Where did you learn how to sew?
In college. I was in architecture school and my college job was in the costume shop for the drama department, I was the seamstress, so I had to sew all kinds of Victorian bustles, and crinolines and, whatever else from a specific costume period. I had couture classes in the costume department where they taught me about corsets and things. That’s where I learned the basics. But all this Chromat stuff is very self-taught. I think that’s why it’s so different; it’s a whole different type of garment. It doesn’t fall into traditional categories of clothing.
Do you miss architecture?
I love architecture and I appreciate it, and I love thinking about it, but the timeline is so long! It takes years to get a project finished and that’s one thing I love about fashion. Every six months you have to come up with a whole new crop of ideas. But hopefully one day I’ll get the chance to design Chromat stores!
I read somewhere that you were initially apprehensive to get into fashion because you were “scared of fashion people.” What were your afraid of?
Coming from being a teenager and reading Vogue and looking at fashion magazines, it all seems very trend-based and, I guess, commercial. It’s hard to articulate those stereotypes that are so ingrained; people seem… fake and snobby.

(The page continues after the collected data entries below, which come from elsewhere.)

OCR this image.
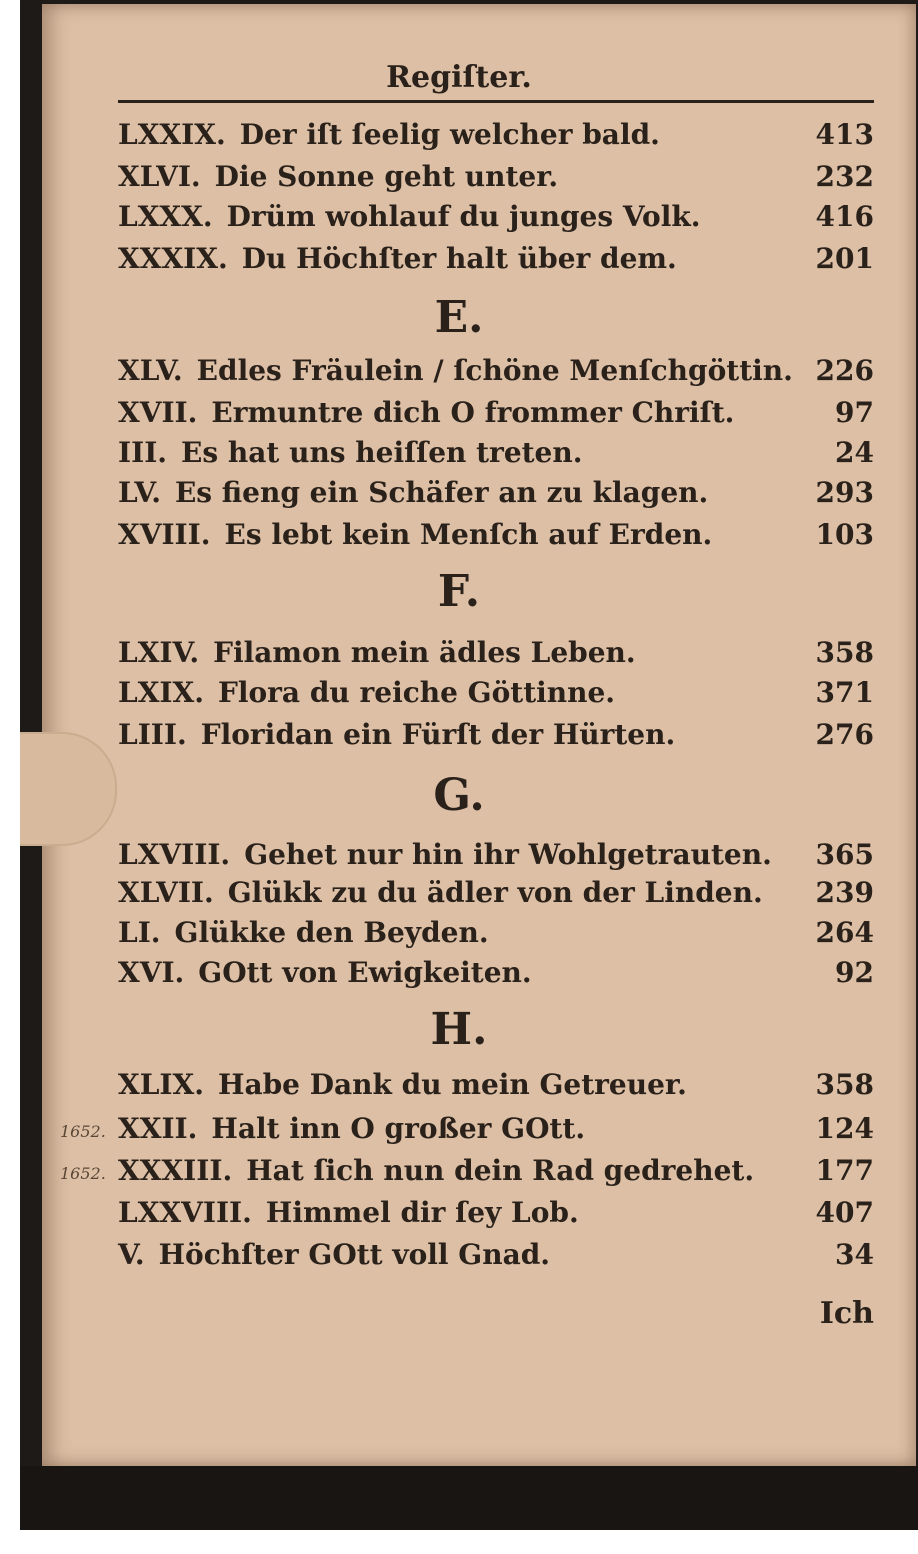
Regiſter.
LXXIX. Der iſt ſeelig welcher bald.	413
XLVI. Die Sonne geht unter.	232
LXXX. Drüm wohlauf du junges Volk.	416
XXXIX. Du Höchſter halt über dem.	201
E.
XLV. Edles Fräulein / ſchöne Menſchgöttin. 226
XVII. Ermuntre dich O frommer Chriſt.	97
III. Es hat uns heiſſen treten.	24
LV. Es fieng ein Schäfer an zu klagen.	293
XVIII. Es lebt kein Menſch auf Erden.	103
F.
LXIV. Filamon mein ädles Leben.	358
LXIX. Flora du reiche Göttinne.	371
LIII. Floridan ein Fürſt der Hürten.	276
G.
LXVIII. Gehet nur hin ihr Wohlgetrauten. 365
XLVII. Glükk zu du ädler von der Linden. 239
LI. Glükke den Beyden.	264
XVI. GOtt von Ewigkeiten.	92
H.
XLIX. Habe Dank du mein Getreuer.	358
XXII. Halt inn O großer GOtt.	124
XXXIII. Hat ſich nun dein Rad gedrehet. 177
LXXVIII. Himmel dir ſey Lob.	407
V. Höchſter GOtt voll Gnad.	34
1652.
1652.
Ich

But I was more comfortable working in that field once I realized that the people actually making the clothes are more like craftsmen, they’re interested in material investigations and sculpting on the body. It’s not so much just about image, and frothy trend-based identities.
Chromat emerged at a time when girls seemed comfortable experimenting with bondage themes in fashion. Do you think Chromat would have been successful if you started it, say, five years earlier?
I definitely think the harness thing is very popular right now; it just so happened that that’s what I was doing at the same time, which is lucky for me. I guess when I first started out - I can’t remember what was popular back then - but yea, somehow there was a synchronicity between what people wanted to wear and what I want to make. Which is lucky [laughs].
What has been your biggest hurdle?
Sometimes when I read stories of young designers, it’s all about “so-and-so started with a $200,000 investment from their banker dad,” and I’m just like, “not fair”. So, it’s not so much a hurdle, it’s just having to work within our means. Like we couldn’t afford to do a Fashion Week presentation the last few collections, but finally we’re making enough. We got a crazy last minute order from Beyonce’s team for the Super Bowl, and the windfall from that we funneled directly into the cost of production.
Tell me about Beyonce !
Oh man, that was so fun! I get random emails from people all the time, we don’t actually do any outreach, so when Beyonce contacted us about the Super Bowl, it was crazy. It was a week before our presentation, we were hustling to get the collection finished, there was no sleep, and then we get this call from Beyonce’s people and they wanted 40 pieces by Thursday, three days later.
They were like, “you can say no, we understand”. And I was like, “You can’t say no to Beyonce!” [laughs]. So we stopped everything in house, and everyone was just focused on making 32 pieces in the end, which is what they asked for. We shipped them and went straight back into making our own collection. The night of the Super Bowl we were working, it was two days before the presentation and we were at the shoemaker’s house. He happened to have a TV, so we took a break from making samples and we were just like, “you never know”. You never know if they’re actually going to wear it.
So we were watching, then Beyonce comes out, followed by the back up dancers, and we were just like, “Oh my god!” We were all hugging each other and screaming, trying to get shitty iPhone pictures of the TV. I didn’t have a computer or anything; I was trying to tweet about it on my tiny iPhone. Then we were up ‘til 4am working on the presentation, it was in the midst of craziness. So that was a crazy week!